Lessons from CQC inspections
What can we learn from the first results of the more robust Care Quality Commission (CQC) inspections of GP practices that got underway in October 2014?
It is the Care Quality Commission’s intention to give every GP practice in England an ‘Ofsted-style’ rating on a four point scale – ‘Outstanding’, ‘Good’, ‘Requires improvement’ or ‘Inadequate’ – so that members of the public can see at a glance how their local surgery is performing. And from April, practices will have to display their ratings.
Following the first rounds of these new inspections, the CQC has now published details of 142 practices: of these, six have been outstanding, 112 have been good, 20 have been judged to require improvement and five have been ruled inadequate. Three of these have been placed in special measures, and two other practices have been told there are areas that they must improve.
WHAT DOES OUTSTANDING LOOK LIKE?
All practices that were rated as outstanding had gone above and beyond to reach out to their communities to meet particular local needs.
Imperial Road Surgery, Matlock
The report on the Imperial Road surgery in Matlock, Derbyshire,1 highlights a number of areas of outstanding practice, including:
- The practice provides medical support to a local drug misuse service, and is helping to change perceptions about people who have a drug dependency. The practice works pro-actively with relevant services, which has enhanced their safeguarding links and ensures a holistic approach to supporting families and patients who have a drug dependency.

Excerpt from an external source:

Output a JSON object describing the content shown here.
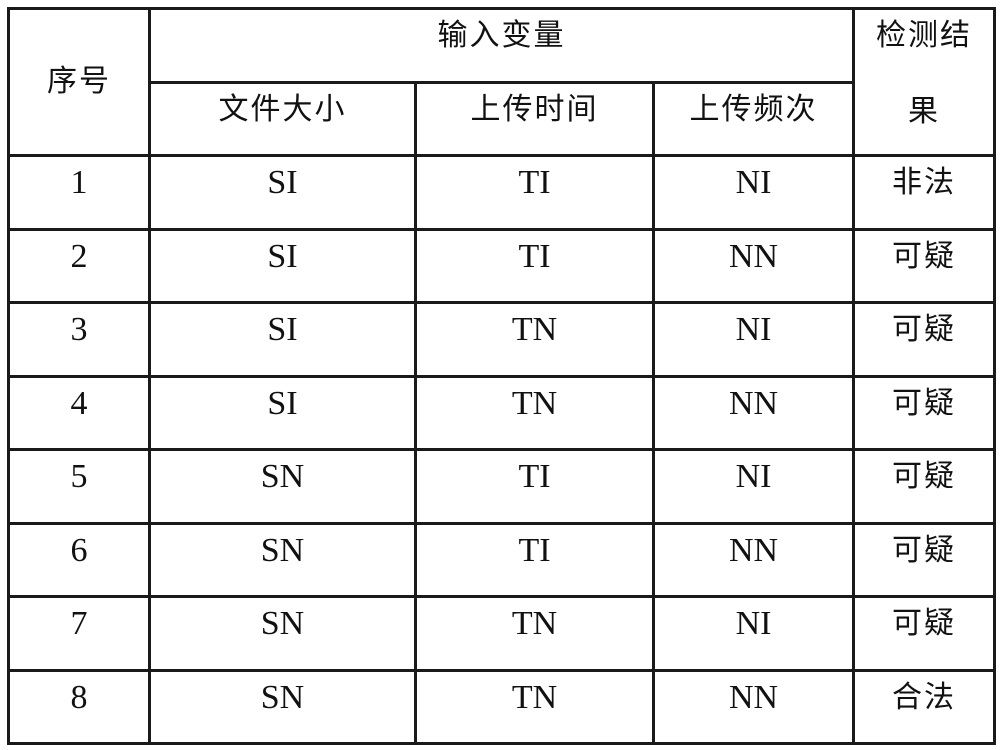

- Effective leadership enables staff to drive continuous improvements and implement innovative ways to meet patients’ needs. For example, the community matron regularly visits patients in their own homes or care homes, and holds quarterly management meetings to review their needs.
- The Patient Reference Group is actively involved in recruiting senior staff including the current practice manager.
- The practice has links with local schools and has provided several presentations to pupils about health issues. Pupils from a local school designed the new logo for the practice.
Radbrook Green Surgery, Shrewsbury
The report on Radbrook Green Surgery,2 Shrewsbury, Shropshire also highlights a number of areas of outstanding practice, including:
- The practice uses a nationally recognised patient safety framework to enable them to identify and put plans of care in place for patients with the highest health risks.
- A community and care coordinator is employed to provide services to support vulnerable people. This included a support group for carers of people with dementia and a twice-monthly bereavement support group.
- The practice proactively engages with teenagers to involve them in health care services.
- A support group for patients with chronic fatigue and Myalgia Encephalopathy (ME) has been established to ensure patients are supported in decisions about available care and treatment.
- The practice helped to establish Compassionate Communities, a voluntary service the community, and works with a care coordinator to provide support vulnerable patients.
- The practice provides GP support to a 12 bed rehabilitation unit in a nursing home for patients whose vulnerability means they need additional support following discharge from hospital.
The CQC concluded that the Radbrook Green Surgery is providing an effective and well led service which is a real asset to the people living in this part of Shropshire. The practice displayed an excellent understanding of the differing needs of their patients with the community of Shrewsbury and acted on these needs in the planning and delivery of its services.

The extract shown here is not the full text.